Release detained journalist, amend cyber-crime law, CPJ tells Nigerian government

A CIVIL Society Organisation, Community to Protest Journalists (CPJ), advocating for global press freedom has called for the release of Nigerian Journalist, Ime Sunday Silas, and amendment of the Nigeria Cyber Crime Act.

CPJ made this call in a statement posted on its official website on Wednesday noting that the journalist has been held in detention for over one month despite a court order granting his release on bail.

“Nigerian authorities should immediately release journalist Ime Sunday Silas, drop the charges against him, and reform the country’s cybercrime act to ensure it is not used against the press,” CPJ said.

Angela Quintal, CPJ’s Africa program coordinator, in New York said Silas’ illegal detention serves as one of the extents at which the Nigerian government is ready to go to suppress the press in the county.

“The prolonged detention of journalist Ime Sunday Silas is yet another grave reminder of the lengths to which Nigerian authorities are willing to go to silence journalism they find undesirable,” Quintal said.

According to CPJ, Silas was arrested and transferred to the State Police Headquarters on August 17 by officers of the Nigerian Police in Uyo city, the capital of Akwa-Ibom state.

CPJ stated that Silas was arraigned before a local magistrate court on August 18 under Section 24 of Nigeria’s 2015 cybercrime act, according to a copy of the charge sheet it reviewed.

“The court denied Silas bail on August 18, but his lawyers filed a new bail application on August 24, which was granted on September 10, Emmanuel Isangidoho, one of Silas’ lawyers, told CPJ via phone and messaging app.

“Despite being granted bail, Silas remains in the police headquarters as of today, according to Solomon Johnny, Global Concord’s editor-in-chief,” the statement read.

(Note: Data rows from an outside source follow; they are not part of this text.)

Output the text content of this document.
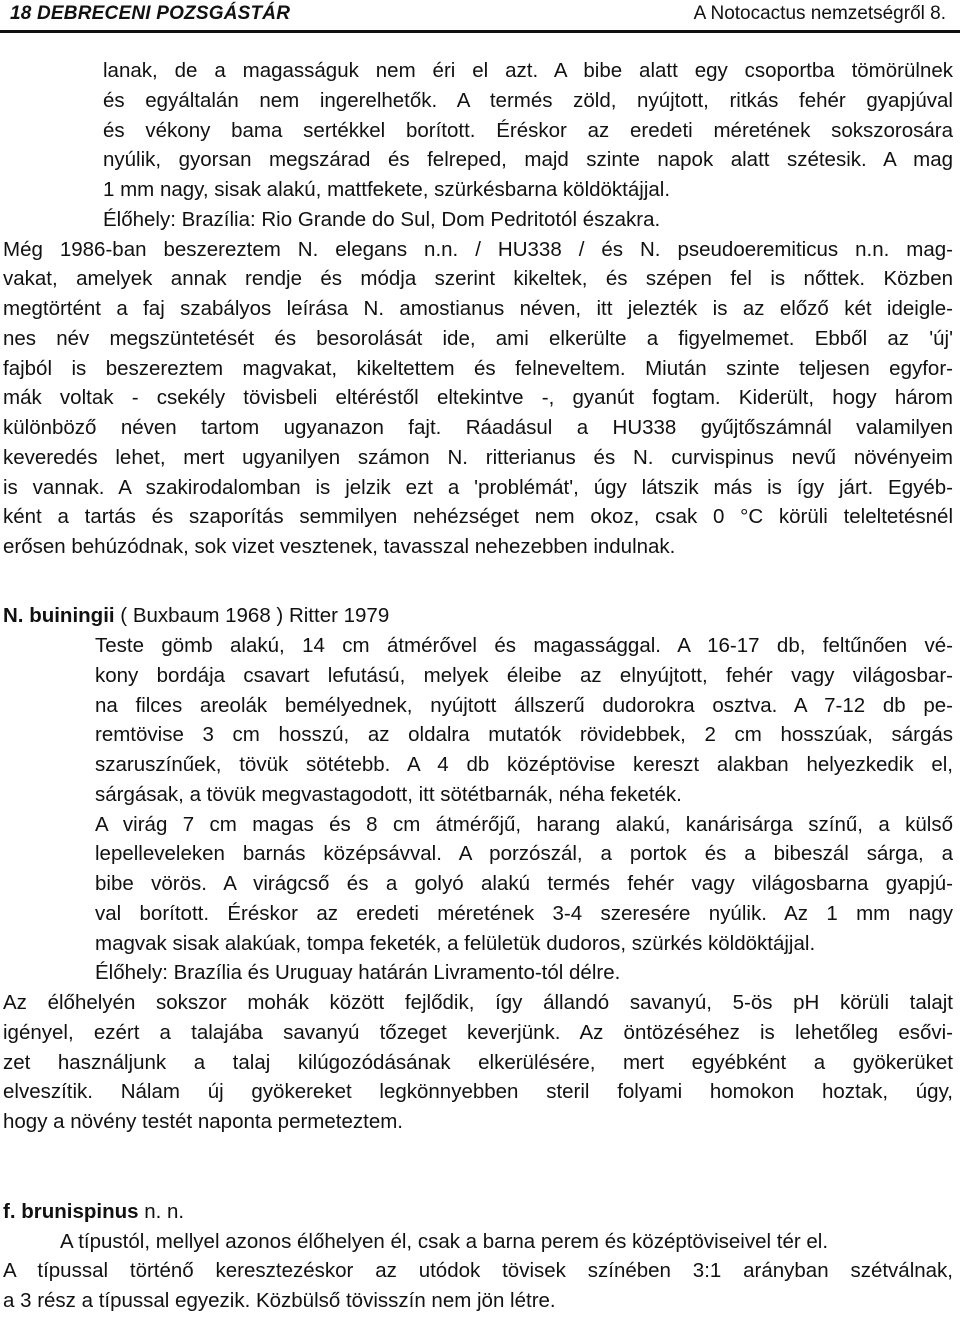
18 DEBRECENI POZSGÁSTÁR	A Notocactus nemzetségről 8.
lanak, de a magasságuk nem éri el azt. A bibe alatt egy csoportba tömörülnek
és egyáltalán nem ingerelhetők. A termés zöld, nyújtott, ritkás fehér gyapjúval
és vékony bama sertékkel borított. Éréskor az eredeti méretének sokszorosára
nyúlik, gyorsan megszárad és felreped, majd szinte napok alatt szétesik. A mag
1 mm nagy, sisak alakú, mattfekete, szürkésbarna köldöktájjal.
Élőhely: Brazília: Rio Grande do Sul, Dom Pedritotól északra.
Még 1986-ban beszereztem N. elegans n.n. / HU338 / és N. pseudoeremiticus n.n. mag-
vakat, amelyek annak rendje és módja szerint kikeltek, és szépen fel is nőttek. Közben
megtörtént a faj szabályos leírása N. amostianus néven, itt jelezték is az előző két ideigle-
nes név megszüntetését és besorolását ide, ami elkerülte a figyelmemet. Ebből az 'új'
fajból is beszereztem magvakat, kikeltettem és felneveltem. Miután szinte teljesen egyfor-
mák voltak - csekély tövisbeli eltéréstől eltekintve -, gyanút fogtam. Kiderült, hogy három
különböző néven tartom ugyanazon fajt. Ráadásul a HU338 gyűjtőszámnál valamilyen
keveredés lehet, mert ugyanilyen számon N. ritterianus és N. curvispinus nevű növényeim
is vannak. A szakirodalomban is jelzik ezt a 'problémát', úgy látszik más is így járt. Egyéb-
ként a tartás és szaporítás semmilyen nehézséget nem okoz, csak 0 °C körüli teleltetésnél
erősen behúzódnak, sok vizet vesztenek, tavasszal nehezebben indulnak.
N. buiningii ( Buxbaum 1968 ) Ritter 1979
Teste gömb alakú, 14 cm átmérővel és magassággal. A 16-17 db, feltűnően vé-
kony bordája csavart lefutású, melyek éleibe az elnyújtott, fehér vagy világosbar-
na filces areolák bemélyednek, nyújtott állszerű dudorokra osztva. A 7-12 db pe-
remtövise 3 cm hosszú, az oldalra mutatók rövidebbek, 2 cm hosszúak, sárgás
szaruszínűek, tövük sötétebb. A 4 db középtövise kereszt alakban helyezkedik el,
sárgásak, a tövük megvastagodott, itt sötétbarnák, néha feketék.
A virág 7 cm magas és 8 cm átmérőjű, harang alakú, kanárisárga színű, a külső
lepelleveleken barnás középsávval. A porzószál, a portok és a bibeszál sárga, a
bibe vörös. A virágcső és a golyó alakú termés fehér vagy világosbarna gyapjú-
val borított. Éréskor az eredeti méretének 3-4 szeresére nyúlik. Az 1 mm nagy
magvak sisak alakúak, tompa feketék, a felületük dudoros, szürkés köldöktájjal.
Élőhely: Brazília és Uruguay határán Livramento-tól délre.
Az élőhelyén sokszor mohák között fejlődik, így állandó savanyú, 5-ös pH körüli talajt
igényel, ezért a talajába savanyú tőzeget keverjünk. Az öntözéséhez is lehetőleg esővi-
zet használjunk a talaj kilúgozódásának elkerülésére, mert egyébként a gyökerüket
elveszítik. Nálam új gyökereket legkönnyebben steril folyami homokon hoztak, úgy,
hogy a növény testét naponta permeteztem.
f. brunispinus n. n.
A típustól, mellyel azonos élőhelyen él, csak a barna perem és középtöviseivel tér el.
A típussal történő keresztezéskor az utódok tövisek színében 3:1 arányban szétválnak,
a 3 rész a típussal egyezik. Közbülső tövisszín nem jön létre.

The advocacy group further stated that Silas’ charge sheet alleges that he violated Section 24 of the act related to “cyberstalking” by sending a message that included the title of an August 9 report published by The Profile about Martha Udom Emmanuel, the wife of Akwa-Ibom Governor Udom Emmanuel in a report, titled “Exposed: Okobo PDP Chapter Chair links Gov Udom’s Wife with a plot to blackmail Deputy Speaker,” alleged a blackmail scheme related to upcoming local council elections.



    CPJ noted that the Nigerian government as part of the means to suppress the press has continued to use section 24 of the cyber-crimes law to prosecute journalists in the country.

    Emmanuel Isangidoho, one of Silas’ lawyer told CPJ that it was illegal for any magistrate court to charge Silas with a federal crime, like cybercrime, and that only a higher court had the authority to hear such cases.

    A check by The ICIR on the Cyber-Crime Act of 2015, Section 30 read that ‘The Attorney-General of the Federation shall prosecute offences under this Act (Cyber Crime Act) subject to the provisions of the Constitution of the Federal Republic of Nigeria, 1999’.

    In a court ruling attached with the statement, CPJ said the Economic of West African States (ECOWAS) in a suit involving the Incorporated Trustees of Laws and Rights Awareness Initiatives and The Federal Republic of Nigeria ruled that the Cyber Crime Act of 2015 Section 24 of the cybercrime act violated the right of freedom of expression and ordered the government to “repeal or amend” the law.